One had a GPS tracker tied to his or her tail. Boy did he get around! Even better unadvertised viewing was across the road where we went to check out the boat ramp for kayaking on the same canal. There must have been about ten manatee, very close to us and very active, but the water was much more cloudy. We watched them swim around for a long time, seeing lots of faces and tails and backs rising and falling. The experience slowed us way down, and left us feeling nicely peaceful, kind of like the feeling when you snorkel or scuba. We were so mellow we didn't want to disturb the experience by getting out our cameras. Taking pictures sometimes pulls you into an experience, but it can also push you out to the position of an observer, and I felt too much a part of this to separate myself that way.

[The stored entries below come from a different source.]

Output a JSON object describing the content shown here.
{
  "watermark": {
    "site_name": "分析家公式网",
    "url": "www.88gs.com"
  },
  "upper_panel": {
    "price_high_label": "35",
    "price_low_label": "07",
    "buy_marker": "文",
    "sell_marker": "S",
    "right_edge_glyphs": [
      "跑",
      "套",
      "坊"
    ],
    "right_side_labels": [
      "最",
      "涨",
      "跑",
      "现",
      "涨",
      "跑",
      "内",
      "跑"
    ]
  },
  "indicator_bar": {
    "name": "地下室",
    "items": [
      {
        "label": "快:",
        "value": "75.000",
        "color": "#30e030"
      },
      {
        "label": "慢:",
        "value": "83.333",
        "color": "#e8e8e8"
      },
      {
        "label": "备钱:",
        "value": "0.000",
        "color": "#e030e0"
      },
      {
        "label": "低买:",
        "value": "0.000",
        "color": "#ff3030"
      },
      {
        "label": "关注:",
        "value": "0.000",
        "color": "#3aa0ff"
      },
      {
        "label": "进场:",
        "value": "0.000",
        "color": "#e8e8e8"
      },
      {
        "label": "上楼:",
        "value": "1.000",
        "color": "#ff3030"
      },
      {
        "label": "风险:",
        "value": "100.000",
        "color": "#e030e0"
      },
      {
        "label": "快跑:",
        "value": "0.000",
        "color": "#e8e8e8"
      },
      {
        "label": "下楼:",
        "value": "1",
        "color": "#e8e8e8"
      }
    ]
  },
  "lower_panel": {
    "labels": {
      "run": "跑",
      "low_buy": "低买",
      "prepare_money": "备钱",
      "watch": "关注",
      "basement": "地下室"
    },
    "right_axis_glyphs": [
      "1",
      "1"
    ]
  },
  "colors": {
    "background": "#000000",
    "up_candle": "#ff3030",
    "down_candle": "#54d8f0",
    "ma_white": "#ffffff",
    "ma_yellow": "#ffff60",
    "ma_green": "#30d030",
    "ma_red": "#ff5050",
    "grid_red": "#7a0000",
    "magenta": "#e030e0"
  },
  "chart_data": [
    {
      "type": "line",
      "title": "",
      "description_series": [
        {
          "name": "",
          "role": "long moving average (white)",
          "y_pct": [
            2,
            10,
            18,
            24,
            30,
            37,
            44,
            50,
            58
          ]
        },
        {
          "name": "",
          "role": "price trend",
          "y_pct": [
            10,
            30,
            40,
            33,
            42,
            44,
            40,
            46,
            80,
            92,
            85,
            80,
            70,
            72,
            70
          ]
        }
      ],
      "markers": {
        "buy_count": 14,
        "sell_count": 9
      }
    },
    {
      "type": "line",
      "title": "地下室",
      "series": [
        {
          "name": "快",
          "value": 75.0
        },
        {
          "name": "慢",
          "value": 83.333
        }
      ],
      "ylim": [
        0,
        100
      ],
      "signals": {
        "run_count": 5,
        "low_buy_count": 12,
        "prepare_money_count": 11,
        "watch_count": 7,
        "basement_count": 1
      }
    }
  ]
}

On our way home, right before crossing the Indian River causeway over to Titusville, we pulled off to watch four kite surfers. It was intensely windy, so I guess it was a perfect day for theses guys.
A couple of them were catching some serious air.

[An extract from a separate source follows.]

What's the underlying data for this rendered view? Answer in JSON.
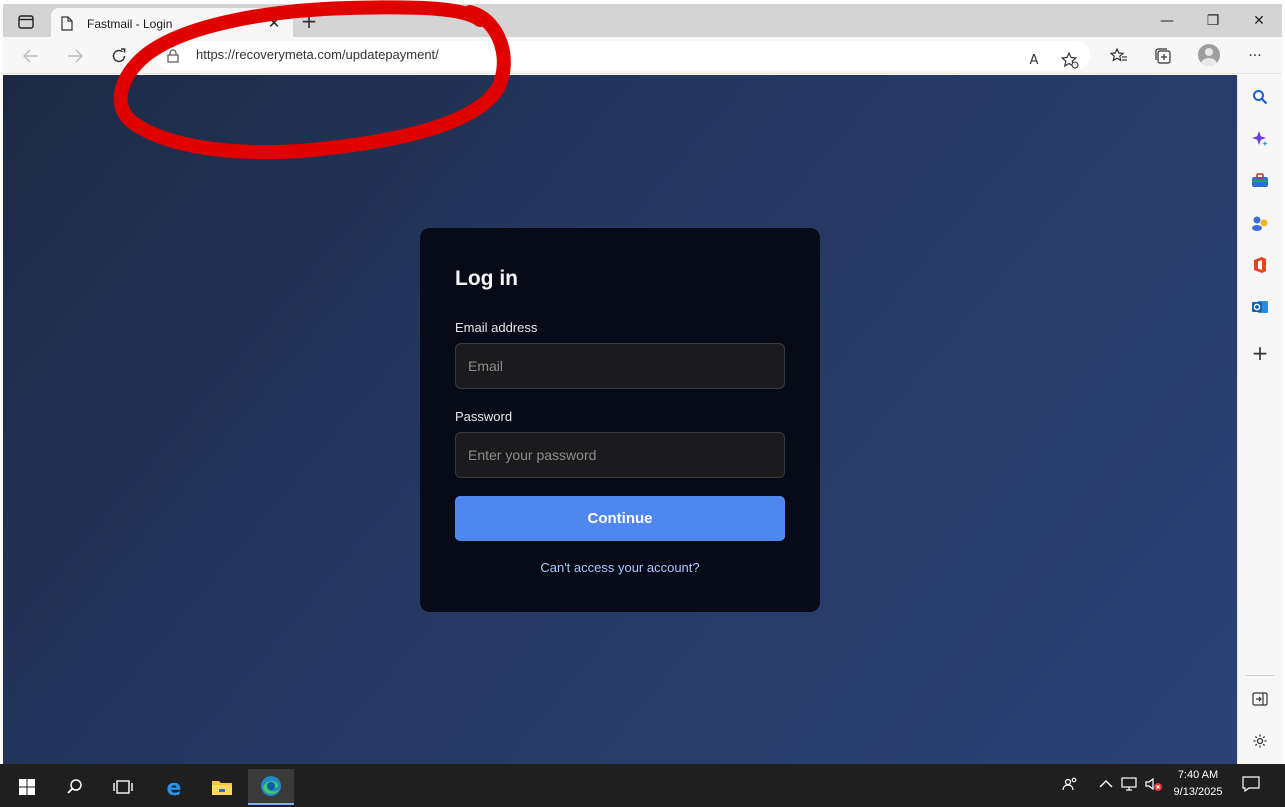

Later that same day we went back out the same way past Merritt Island and over to the Canaveral National Seashore to spend some time on the beach. It was hot and sunny enough, and the water temperature was lovely, but it was still very windy, so the waves were huge, and pretty impossible for swimming. We took a nice walk along the beach and dabbled in the waves, and could feel how powerfully they pulled, even at ankle depth.
Home again, for some supper, and just before six we were visited in our backyard by the family of four deer that come every night.
Unfortunately our neighbors feed them, so they have become habituated. Feeding animals is something we see a lot of everywhere, and we also see a lot of warning signs about the dangers of feeding animals, especially the alligators. What is it that compels people to do this? Do they think they are being nice? Do they "love" animals so much that they must feed them even though it endangers them? Is it a sense of power - commanding the animals to come to them? I think it's a less-than-conscious compulsion that people are not examining in themselves. I realize that much of the wildlife that we see are examples of habituated animals, and though I feel fortunate to see them, I know we are not seeing natural behavior, and the animals we see may be endangering themselves or humans. We probably wouldn't have seen the painted buntings either if they weren't at the Visitors' Center bird feeder. I definitely have conflicted feelings about human and wildlife relationships (but I don't even own a bird feeder anymore, by choice, not just because we live in an RV).
OK, off the soapbox...
Believe it or not, our outings were not done for the day. After a filling supper of homemade ham, egg and cheese biscuits we went out to view a launch from the Kennedy Space Center, scheduled for 8:48 pm. We were prepared with cameras, ear plugs (recommended by a friend who found the space shuttle launch really loud, even at a distance) and layers. It was still very windy, with a chance of storms. We parked at the foot of the same causeway we'd been over four times already in one day, and walked out onto its rise to get a clear view of the whole Kennedy Space Center and the launch. At exactly 8:48 the launch site began to glow, and a ball of light silently lifted off the ground and rose smoothly into the sky. After about a minute it was gone. That was it. Kind of anticlimactic - like watching fireworks in the backyard as compared to a professional display. Locals tell us that the space shuttle was a whole different experience - this was just a satellite. Oh well. So, now we've seen a launch though it wasn't what we expected.